5 thoughts on “Escaping the Windows prison

  1. dorf says:

    I’ll admit I’ve barely used linux. I do own a macbook air, but can’t stand the OS–

    I can see the appeal of the command line for automating builds etc.

    Compared Visual C++ against what is available on linux:

    Better in VC++(assuming you install Visual Assist pluggin):
    -Debugger is fast and reliable.
    -Excellent code navigation, making it very easy to jump around the code
    -With Visual Assist you get C++ refactoring support, it works quite well
    -none retarded syntax highlighting that you can customize
    -has built in profiler
    -fast IDE
    Worse in VC++:
    -The compiler is not as up to date with C++11/14, this sucks:/
    -The project/solution setup is clunky, but you can automate this, and generate the files yourself instead of letting VS do it.
    -The way they handle precompiled headers is fairly idiotic, and you can’t share them between projects

    I really do want to learn linux properly, but I find it unlikely that developing C++ on Linux is a very enjoyable experience–

    You can automate VS builds easily enough, just launch msbuild and tell it to build your solution file.

    C++ does not have a package manager so that type of thing is basically irrelevant for my purpose.

  2. Jóhann Haukur Gunnarsson says:

    I agree with all your points. However, if you are developing on Windows, Chocolatey will make your life far easier. Yes, it’s “almost” like apt-get for Windows. (

  3. robert kist says:

    I’m not that much of a VS fan (maybe because I haven’t dug into some of its advanced features yet?), but I think any course about game / 3D related programming should feature an intro to VS. Not because it’s good, or powerful or whatever, but because it’s a de-facto industry standard. Chances are, that you’ll have to touch it one time or the other when working with C# or C++.

    On the other hand, you don’t want student’s IDE exposure to be Linux lopsided either. Why not aim for a balance and critical comparison? On the same note as I am pro-VS, I think it may also be worth to give a quick intro to XCode.

    As an employer I would be happy if people have some basic understanding of such popular environments, rather than being clueless and starting at zero. And once students have been exposed and got an overview, why not let them pick the best tool for their future needs? The only downside I see is that it could be a problem to cram 3 different platforms and environments into one course… but you can always provide hand picked links to in-depth resources and starter tutorials, which interested students can follow.

  4. Charles Palmer says:

    IDEwise JetBrains C++ offering just went into beta.

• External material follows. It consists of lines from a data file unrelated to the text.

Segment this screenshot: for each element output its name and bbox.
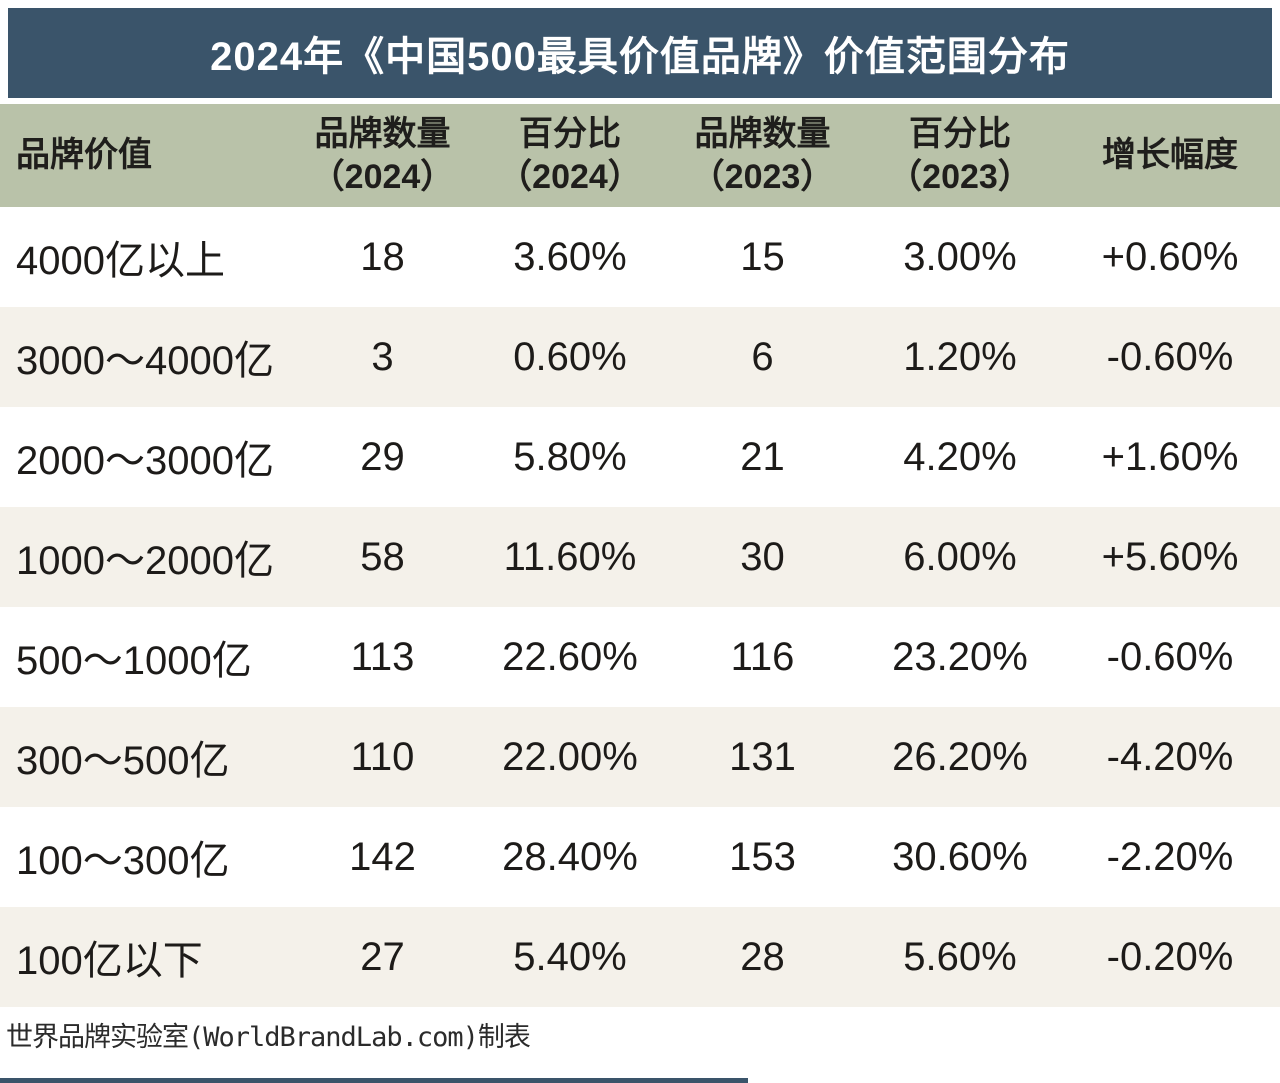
percent-2024-cell: 11.60% xyxy=(503,534,637,579)
column-header-label: 增长幅度 xyxy=(1102,136,1238,175)
table-row: 500～1000亿 113 22.60% 116 23.20% -0.60% xyxy=(0,607,1280,707)
brand-count-2023-cell: 15 xyxy=(740,234,785,279)
percent-2023-cell: 26.20% xyxy=(892,734,1028,779)
growth-change-cell: -2.20% xyxy=(1106,834,1234,879)
growth-change-cell: -0.60% xyxy=(1106,634,1234,679)
table-row: 4000亿以上 18 3.60% 15 3.00% +0.60% xyxy=(0,207,1280,307)
brand-value-range-cell: 500～1000亿 xyxy=(16,639,252,683)
growth-change-cell: +0.60% xyxy=(1101,234,1239,279)
brand-count-2024-cell: 113 xyxy=(350,634,415,679)
table-body: 4000亿以上 18 3.60% 15 3.00% +0.60% 3000～40… xyxy=(0,207,1280,1007)
page-title: 2024年《中国500最具价值品牌》价值范围分布 xyxy=(210,35,1070,79)
percent-2023-cell: 1.20% xyxy=(903,334,1017,379)
table-header-row: 品牌价值 品牌数量 （2024） 百分比 （2024） 品牌数量 （2023） … xyxy=(0,104,1280,207)
percent-2024-cell: 22.00% xyxy=(502,734,638,779)
growth-change-cell: -0.60% xyxy=(1106,334,1234,379)
brand-value-range-cell: 100亿以下 xyxy=(16,939,203,983)
column-header-label: 百分比 xyxy=(519,115,621,153)
growth-change-cell: -0.20% xyxy=(1106,934,1234,979)
bottom-partial-bar xyxy=(0,1078,748,1083)
brand-count-2023-cell: 153 xyxy=(729,834,796,879)
column-header-label: 品牌数量 xyxy=(314,115,451,153)
percent-2024-cell: 22.60% xyxy=(502,634,638,679)
column-header-brand-value: 品牌价值 xyxy=(0,104,290,207)
brand-count-2024-cell: 3 xyxy=(371,334,394,379)
percent-2023-cell: 5.60% xyxy=(903,934,1017,979)
brand-value-distribution-infographic: 2024年《中国500最具价值品牌》价值范围分布 品牌价值 品牌数量 （2024… xyxy=(0,8,1280,1083)
growth-change-cell: -4.20% xyxy=(1106,734,1234,779)
column-header-sublabel: （2024） xyxy=(310,157,455,196)
percent-2023-cell: 6.00% xyxy=(903,534,1017,579)
brand-count-2023-cell: 28 xyxy=(740,934,785,979)
brand-value-range-cell: 3000～4000亿 xyxy=(16,339,274,383)
source-credit: 世界品牌实验室(WorldBrandLab.com)制表 xyxy=(6,1022,531,1053)
percent-2023-cell: 3.00% xyxy=(903,234,1017,279)
brand-count-2023-cell: 131 xyxy=(729,734,796,779)
brand-count-2024-cell: 142 xyxy=(349,834,416,879)
brand-count-2024-cell: 29 xyxy=(360,434,405,479)
table-row: 3000～4000亿 3 0.60% 6 1.20% -0.60% xyxy=(0,307,1280,407)
percent-2023-cell: 4.20% xyxy=(903,434,1017,479)
column-header-percent-2023: 百分比 （2023） xyxy=(860,104,1060,207)
growth-change-cell: +1.60% xyxy=(1101,434,1239,479)
column-header-sublabel: （2023） xyxy=(888,157,1032,196)
brand-value-range-cell: 4000亿以上 xyxy=(16,239,225,283)
column-header-percent-2024: 百分比 （2024） xyxy=(475,104,665,207)
brand-count-2023-cell: 21 xyxy=(740,434,785,479)
percent-2024-cell: 5.40% xyxy=(513,934,627,979)
table-row: 100亿以下 27 5.40% 28 5.60% -0.20% xyxy=(0,907,1280,1007)
percent-2024-cell: 5.80% xyxy=(513,434,627,479)
percent-2024-cell: 28.40% xyxy=(502,834,638,879)
table-row: 100～300亿 142 28.40% 153 30.60% -2.20% xyxy=(0,807,1280,907)
percent-2024-cell: 0.60% xyxy=(513,334,627,379)
column-header-growth: 增长幅度 xyxy=(1060,104,1280,207)
brand-value-range-cell: 2000～3000亿 xyxy=(16,439,274,483)
column-header-sublabel: （2023） xyxy=(690,157,835,196)
brand-value-range-cell: 1000～2000亿 xyxy=(16,539,274,583)
brand-count-2023-cell: 6 xyxy=(751,334,774,379)
column-header-label: 品牌数量 xyxy=(694,115,831,153)
percent-2023-cell: 30.60% xyxy=(892,834,1028,879)
title-bar: 2024年《中国500最具价值品牌》价值范围分布 xyxy=(8,8,1272,98)
column-header-label: 百分比 xyxy=(909,115,1011,153)
column-header-count-2024: 品牌数量 （2024） xyxy=(290,104,475,207)
brand-count-2024-cell: 110 xyxy=(350,734,415,779)
table-row: 300～500亿 110 22.00% 131 26.20% -4.20% xyxy=(0,707,1280,807)
table-row: 2000～3000亿 29 5.80% 21 4.20% +1.60% xyxy=(0,407,1280,507)
brand-count-2023-cell: 116 xyxy=(730,634,795,679)
table-row: 1000～2000亿 58 11.60% 30 6.00% +5.60% xyxy=(0,507,1280,607)
brand-count-2024-cell: 18 xyxy=(360,234,405,279)
column-header-count-2023: 品牌数量 （2023） xyxy=(665,104,860,207)
percent-2024-cell: 3.60% xyxy=(513,234,627,279)
column-header-label: 品牌价值 xyxy=(16,136,152,175)
column-header-sublabel: （2024） xyxy=(498,157,642,196)
brand-count-2023-cell: 30 xyxy=(740,534,785,579)
brand-value-range-cell: 300～500亿 xyxy=(16,739,230,783)
brand-count-2024-cell: 58 xyxy=(360,534,405,579)
brand-value-range-cell: 100～300亿 xyxy=(16,839,230,883)
percent-2023-cell: 23.20% xyxy=(892,634,1028,679)
brand-count-2024-cell: 27 xyxy=(360,934,405,979)
growth-change-cell: +5.60% xyxy=(1101,534,1239,579)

  5. “Linux as a better developer environment” should come with “you want to be this tall to use Linux for development”. You won’t really benefit much while you do semi-basic stuff. But then there comes a day when you stumble upon a tool that needs hacks to run on windows, or not available on platform altogether, or is hard to start/configure due to shell limitations and stupid path names, and the pattern repeats, and then you realize it’s easier to just stop fighting windows and switch to something else.

    But, like I said, one should grow into the need for this. Maya developer, alt-tabbing between python editor, VC++ and maya, is not really hard pressed to leave windowsland.